In my years of doing street outreach I’ve learned firsthand about the realities that people face when they live on the streets or in shelters. People I tried to help have died while waiting for the housing they so desperately needed. One woman died from her chronic health problems just days before she was approved to move into a housing program. I will always remember the pain of knowing how close she was to having a place of her own. Physical health conditions pose the greatest risk of mortality to people who are homeless, as opposed to substance use disorder or mental illness. However, all of these health conditions are exacerbated by the circumstances of homelessness—the lack of sleep, poor nutrition, difficulty maintaining medications, and exposure to the elements.
Random acts of violence and hate crimes targeting people who are homeless are another reality our participants face. One night, a person I worked with came into the shelter bloodied. He explained that he was attacked on his way there by a group of high-school aged kids. Others have told me stories of being woken up in the night by somebody robbing or assaulting them. The shelters can only provide limited protection since they are frequently overcrowded and underfunded.

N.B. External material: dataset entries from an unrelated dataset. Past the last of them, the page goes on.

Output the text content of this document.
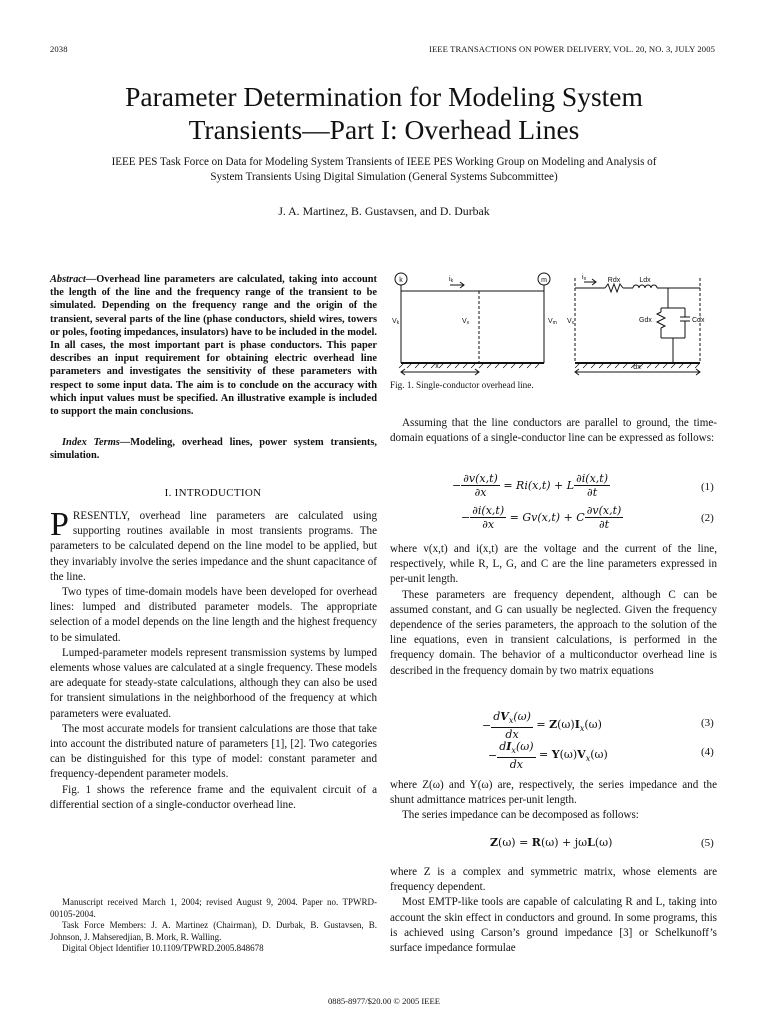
2038	IEEE TRANSACTIONS ON POWER DELIVERY, VOL. 20, NO. 3, JULY 2005
Parameter Determination for Modeling System
Transients—Part I: Overhead Lines
IEEE PES Task Force on Data for Modeling System Transients of IEEE PES Working Group on Modeling and Analysis of System Transients Using Digital Simulation (General Systems Subcommittee)
J. A. Martinez, B. Gustavsen, and D. Durbak
Abstract—Overhead line parameters are calculated, taking into account the length of the line and the frequency range of the transient to be simulated. Depending on the frequency range and the origin of the transient, several parts of the line (phase conductors, shield wires, towers or poles, footing impedances, insulators) have to be included in the model. In all cases, the most important part is phase conductors. This paper describes an input requirement for obtaining electric overhead line parameters and investigates the sensitivity of these parameters with respect to some input data. The aim is to conclude on the accuracy with which input values must be specified. An illustrative example is included to support the main conclusions.
Index Terms—Modeling, overhead lines, power system transients, simulation.
I. INTRODUCTION

PRESENTLY, overhead line parameters are calculated using supporting routines available in most transients programs. The parameters to be calculated depend on the line model to be applied, but they invariably involve the series impedance and the shunt capacitance of the line.

Two types of time-domain models have been developed for overhead lines: lumped and distributed parameter models. The appropriate selection of a model depends on the line length and the highest frequency to be simulated.

Lumped-parameter models represent transmission systems by lumped elements whose values are calculated at a single frequency. These models are adequate for steady-state calculations, although they can also be used for transient simulations in the neighborhood of the frequency at which parameters were evaluated.

The most accurate models for transient calculations are those that take into account the distributed nature of parameters [1], [2]. Two categories can be distinguished for this type of model: constant parameter and frequency-dependent parameter models.

Fig. 1 shows the reference frame and the equivalent circuit of a differential section of a single-conductor overhead line.

Manuscript received March 1, 2004; revised August 9, 2004. Paper no. TPWRD-00105-2004.
Task Force Members: J. A. Martinez (Chairman), D. Durbak, B. Gustavsen, B. Johnson, J. Mahseredjian, B. Mork, R. Walling.
Digital Object Identifier 10.1109/TPWRD.2005.848678
k	m
ik	ix
Vk	Vx	Vm Vx
x
Rdx	Ldx
Gdx	Cdx
dx
Fig. 1. Single-conductor overhead line.

Assuming that the line conductors are parallel to ground, the time-domain equations of a single-conductor line can be expressed as follows:

− $\frac{\partial v(x,t)}{\partial x} = Ri(x,t) + L \frac{\partial i(x,t)}{\partial t}$	(1)
− $\frac{\partial i(x,t)}{\partial x} = Gv(x,t) + C \frac{\partial v(x,t)}{\partial t}$	(2)

where v(x,t) and i(x,t) are the voltage and the current of the line, respectively, while R, L, G, and C are the line parameters expressed in per-unit length.

These parameters are frequency dependent, although C can be assumed constant, and G can usually be neglected. Given the frequency dependence of the series parameters, the approach to the solution of the line equations, even in transient calculations, is performed in the frequency domain. The behavior of a multiconductor overhead line is described in the frequency domain by two matrix equations

− $\frac{dV_x(\omega)}{dx} = Z(\omega)I_x(\omega)$	(3)
− $\frac{dI_x(\omega)}{dx} = Y(\omega)V_x(\omega)$	(4)

where Z(ω) and Y(ω) are, respectively, the series impedance and the shunt admittance matrices per-unit length.

The series impedance can be decomposed as follows:

Z(ω) = R(ω) + jωL(ω)	(5)

where Z is a complex and symmetric matrix, whose elements are frequency dependent.

Most EMTP-like tools are capable of calculating R and L, taking into account the skin effect in conductors and ground. In some programs, this is achieved using Carson’s ground impedance [3] or Schelkunoff’s surface impedance formulae

0885-8977/$20.00 © 2005 IEEE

But, my experience is not unique. We work with an exceptionally vulnerable population—people who are homeless, oftentimes with co-occurring disorders and limited resources. A tragic fact is that we will lose people we care about in doing this work. It’s not a question of if but when. For those of us that work in homeless services, we know that this is the world that our participants are living in and we hope to be a part of changing it.
The life-threatening risks of homelessness create an urgent need for the Housing First Model and its LTAP for supportive housing programs. LTAP means simplifying our intake processes and removing as many barriers to entry as possible in order to expedite the process of getting people off the streets and into housing. It should not be acceptable to deny a person entry to our programs because of ongoing substance use, untreated mental illness, or criminal background. We must open our doors to people and embrace the idea that housing is a human right.